Once we opened MAOPR we were able to start the careers of so many amazing young designers, Jason Wu’s first 5 years was with us, Peter Som’s first 4 years were with us, Rebecca Taylor, Kimora Lee Simons, Fausto Puglisi, Sally LaPointe, Gary Graham, Zaldy, and Esteban Cortezar to name a few.

J: MAO Public Relations has a reputation as one of the hardest working Fashion PR Agencies in the industry. What is your secret?

Photo by  Megan J Merkley

M: The secret is that we only take on clients who we believe in and respect the work they do. We could never represent someone who we did not truly love their work.

J: What do you think of social media exposure and how is it affecting your work?

M: Social media is great if you use it in an intelligent way. Sometimes I get fed up when certain blogs or sites that post a photo of Kendal Jenner in a tank top with the headline TANK TOPS ARE ALL THE RAGE, and the next day they put photos of GiGi Hadid in a long Green sweater with the headline LONG GREEN SWEATERS ARE ALL THE RAGE…I think many social media outlets post to post and they make uneducated decisions just to post something, but I do believe that it is a great way to PR if you do it in a smart way.

J:Who are your personal favorite young or old designers today?

M: Wow that’s a tough one…I think there is pretty much something from every designer that I can appreciate, but my current favorites are,

Saint Laurent, Ronald van der Kemp, Brandon maxwell, Iris van Herpen, Schiaparelli, Marc Jacobs, Anna Sui, Vivienne Westwood, Margiela, Dries van Noten, and anything Karl Lagerfeld does!

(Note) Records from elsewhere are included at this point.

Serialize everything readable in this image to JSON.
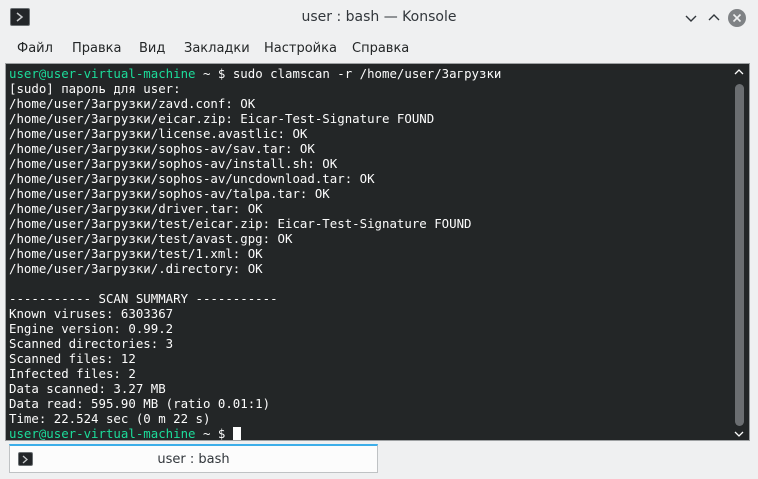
{
  "window": {
    "title": "user : bash — Konsole"
  },
  "menu": {
    "items": [
      "Файл",
      "Правка",
      "Вид",
      "Закладки",
      "Настройка",
      "Справка"
    ]
  },
  "terminal": {
    "prompt_user": "user@user-virtual-machine",
    "prompt_path": " ~ $ ",
    "command": "sudo clamscan -r /home/user/Загрузки",
    "output_lines": [
      "[sudo] пароль для user:",
      "/home/user/Загрузки/zavd.conf: OK",
      "/home/user/Загрузки/eicar.zip: Eicar-Test-Signature FOUND",
      "/home/user/Загрузки/license.avastlic: OK",
      "/home/user/Загрузки/sophos-av/sav.tar: OK",
      "/home/user/Загрузки/sophos-av/install.sh: OK",
      "/home/user/Загрузки/sophos-av/uncdownload.tar: OK",
      "/home/user/Загрузки/sophos-av/talpa.tar: OK",
      "/home/user/Загрузки/driver.tar: OK",
      "/home/user/Загрузки/test/eicar.zip: Eicar-Test-Signature FOUND",
      "/home/user/Загрузки/test/avast.gpg: OK",
      "/home/user/Загрузки/test/1.xml: OK",
      "/home/user/Загрузки/.directory: OK",
      "",
      "----------- SCAN SUMMARY -----------",
      "Known viruses: 6303367",
      "Engine version: 0.99.2",
      "Scanned directories: 3",
      "Scanned files: 12",
      "Infected files: 2",
      "Data scanned: 3.27 MB",
      "Data read: 595.90 MB (ratio 0.01:1)",
      "Time: 22.524 sec (0 m 22 s)"
    ],
    "final_prompt_user": "user@user-virtual-machine",
    "final_prompt_path": " ~ $ "
  },
  "tabs": [
    {
      "label": "user : bash"
    }
  ],
  "colors": {
    "terminal_bg": "#232627",
    "terminal_fg": "#fcfcfc",
    "prompt_user": "#1cdc9a",
    "accent": "#3daee9"
  }
}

J: Let’s talk about Gloss: The Work of Chris von Wangenheim. I met you and your brother at the book signing in New York. What motivated you to do this book?

M: When we were kids we were obsessed with Chris’s image of Lisa Taylor and the doberman, at the time it was shocking for a fashion photograph, there was a heightened level of coolness that was not seen regularly in fashion photography. And since Chris died before the internet age, his work had been forgotten. After working on our Antonio Lopez book we contacted the Wangenheim family and to our surprise they loved our past two books and gave us exclusive rights to do a book on Chris’s work. We were ecstatic with the amount of press and adoration that the book received. Chris was an unsung hero who ended up getting the recognition that he deserved through our book.

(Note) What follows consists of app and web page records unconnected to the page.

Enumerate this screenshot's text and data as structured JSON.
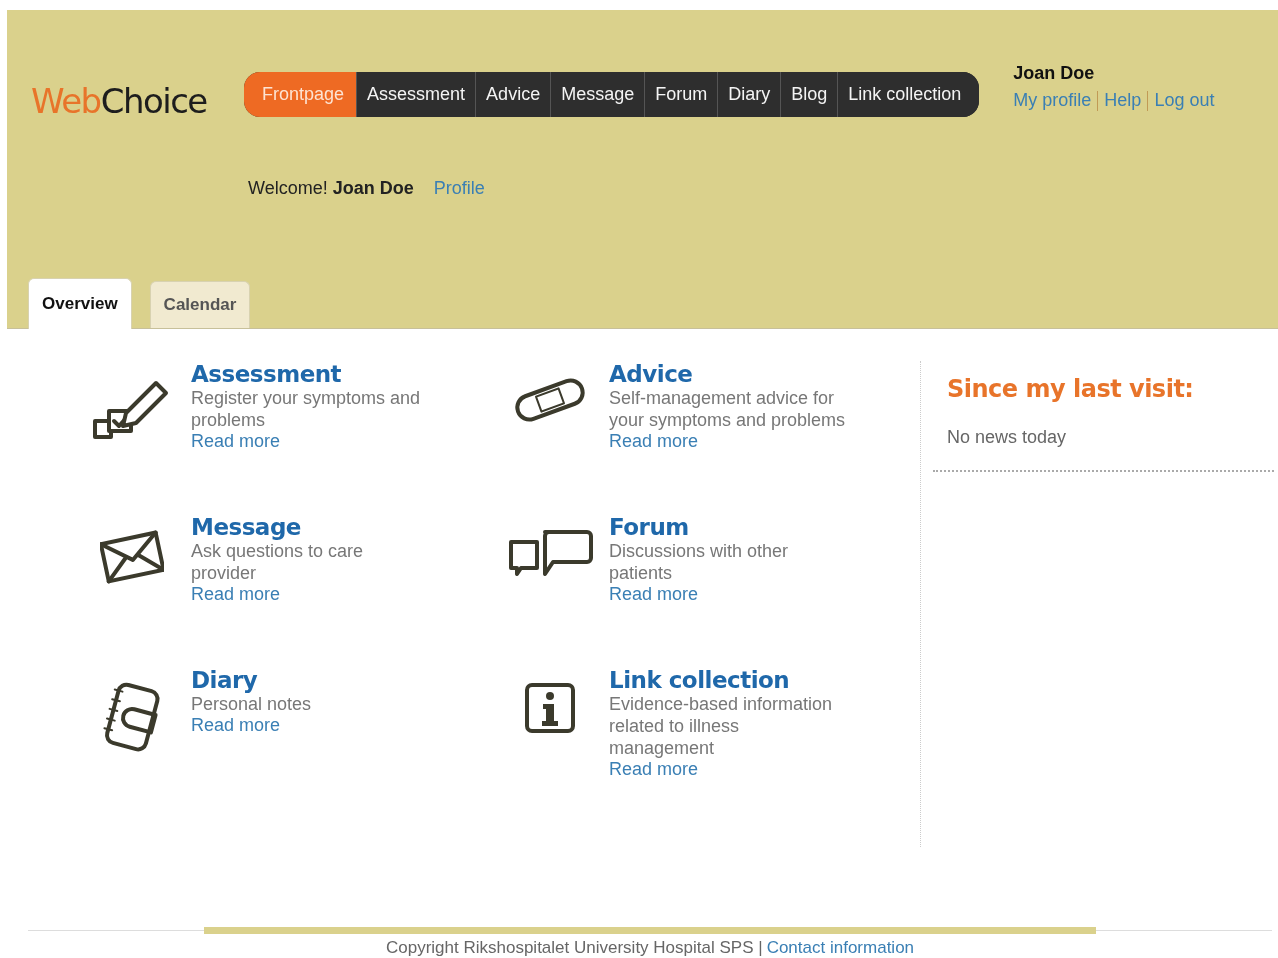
{
  "logo": {
    "part1": "Web",
    "part2": "Choice"
  },
  "nav": [
    {
      "label": "Frontpage",
      "selected": true
    },
    {
      "label": "Assessment",
      "selected": false
    },
    {
      "label": "Advice",
      "selected": false
    },
    {
      "label": "Message",
      "selected": false
    },
    {
      "label": "Forum",
      "selected": false
    },
    {
      "label": "Diary",
      "selected": false
    },
    {
      "label": "Blog",
      "selected": false
    },
    {
      "label": "Link collection",
      "selected": false
    }
  ],
  "user": {
    "name": "Joan Doe",
    "links": [
      "My profile",
      "Help",
      "Log out"
    ]
  },
  "welcome": {
    "text": "Welcome! **Joan Doe**",
    "link": "Profile"
  },
  "tabs": [
    {
      "label": "Overview",
      "selected": true
    },
    {
      "label": "Calendar",
      "selected": false
    }
  ],
  "features": [
    {
      "kind": "assessment",
      "title": "Assessment",
      "description": "Register your symptoms and problems",
      "link": "Read more"
    },
    {
      "kind": "advice",
      "title": "Advice",
      "description": "Self-management advice for your symptoms and problems",
      "link": "Read more"
    },
    {
      "kind": "message",
      "title": "Message",
      "description": "Ask questions to care provider",
      "link": "Read more"
    },
    {
      "kind": "forum",
      "title": "Forum",
      "description": "Discussions with other patients",
      "link": "Read more"
    },
    {
      "kind": "diary",
      "title": "Diary",
      "description": "Personal notes",
      "link": "Read more"
    },
    {
      "kind": "links",
      "title": "Link collection",
      "description": "Evidence-based information related to illness management",
      "link": "Read more"
    }
  ],
  "news": {
    "title": "Since my last visit:",
    "text": "No news today"
  },
  "footer": {
    "text": "Copyright Rikshospitalet University Hospital SPS |",
    "link": "Contact information"
  }
}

J: What is the biggest accomplishment for you today?
M: My biggest accomplishment would be that my brother and I started MAOPR and after 18 years we are still in business, and we actually love what we do.

J: What is your secret in working successfully together with your brother?

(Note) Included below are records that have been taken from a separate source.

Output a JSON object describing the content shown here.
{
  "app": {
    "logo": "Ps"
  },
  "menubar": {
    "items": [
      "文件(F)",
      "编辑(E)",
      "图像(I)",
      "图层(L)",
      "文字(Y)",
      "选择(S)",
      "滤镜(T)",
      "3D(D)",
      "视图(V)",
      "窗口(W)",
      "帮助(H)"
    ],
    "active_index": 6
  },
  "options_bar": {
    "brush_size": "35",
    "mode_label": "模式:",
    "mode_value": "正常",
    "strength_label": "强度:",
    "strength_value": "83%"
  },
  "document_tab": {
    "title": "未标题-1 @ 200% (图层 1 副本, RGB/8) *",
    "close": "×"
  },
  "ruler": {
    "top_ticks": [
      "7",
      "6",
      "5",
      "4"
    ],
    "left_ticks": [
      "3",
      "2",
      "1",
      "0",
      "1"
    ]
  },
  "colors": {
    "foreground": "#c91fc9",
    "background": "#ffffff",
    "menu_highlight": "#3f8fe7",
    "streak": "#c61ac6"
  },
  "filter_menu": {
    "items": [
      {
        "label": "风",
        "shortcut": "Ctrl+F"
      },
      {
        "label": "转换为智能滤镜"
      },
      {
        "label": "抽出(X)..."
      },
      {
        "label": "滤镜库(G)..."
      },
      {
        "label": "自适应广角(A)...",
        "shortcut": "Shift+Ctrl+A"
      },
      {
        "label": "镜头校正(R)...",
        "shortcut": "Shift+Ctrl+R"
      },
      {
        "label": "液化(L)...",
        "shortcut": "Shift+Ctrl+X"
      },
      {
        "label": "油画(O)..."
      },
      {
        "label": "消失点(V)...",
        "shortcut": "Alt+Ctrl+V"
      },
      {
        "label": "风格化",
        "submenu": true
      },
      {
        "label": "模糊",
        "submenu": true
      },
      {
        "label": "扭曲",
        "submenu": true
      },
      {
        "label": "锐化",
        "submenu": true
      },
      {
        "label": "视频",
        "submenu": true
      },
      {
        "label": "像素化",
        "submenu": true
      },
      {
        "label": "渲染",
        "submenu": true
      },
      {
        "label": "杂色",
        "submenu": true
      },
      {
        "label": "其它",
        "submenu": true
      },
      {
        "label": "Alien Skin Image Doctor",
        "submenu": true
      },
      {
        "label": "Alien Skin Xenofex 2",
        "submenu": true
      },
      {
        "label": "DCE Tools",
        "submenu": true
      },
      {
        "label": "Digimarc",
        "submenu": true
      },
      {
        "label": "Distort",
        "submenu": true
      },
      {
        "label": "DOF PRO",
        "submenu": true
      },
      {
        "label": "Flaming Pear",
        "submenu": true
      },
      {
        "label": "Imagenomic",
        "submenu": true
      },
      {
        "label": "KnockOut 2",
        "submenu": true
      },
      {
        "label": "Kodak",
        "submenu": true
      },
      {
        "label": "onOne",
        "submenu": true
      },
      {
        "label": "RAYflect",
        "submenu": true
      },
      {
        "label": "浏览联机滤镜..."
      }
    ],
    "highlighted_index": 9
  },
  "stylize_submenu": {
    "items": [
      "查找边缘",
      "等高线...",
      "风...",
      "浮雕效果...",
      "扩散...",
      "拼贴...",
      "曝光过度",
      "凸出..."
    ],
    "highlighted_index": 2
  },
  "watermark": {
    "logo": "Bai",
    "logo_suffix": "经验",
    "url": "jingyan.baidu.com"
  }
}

M: The secret is that you have to have a sibling who has a similar esthetic to you. Roger and I were influenced by so many of the same things growing up, so we can trust each other, both on the business and creative levels.

J: What is next for you?

M: I never know, but the best part of working in PR is that it is a business that you are always looking forward, something exciting is always about to happen!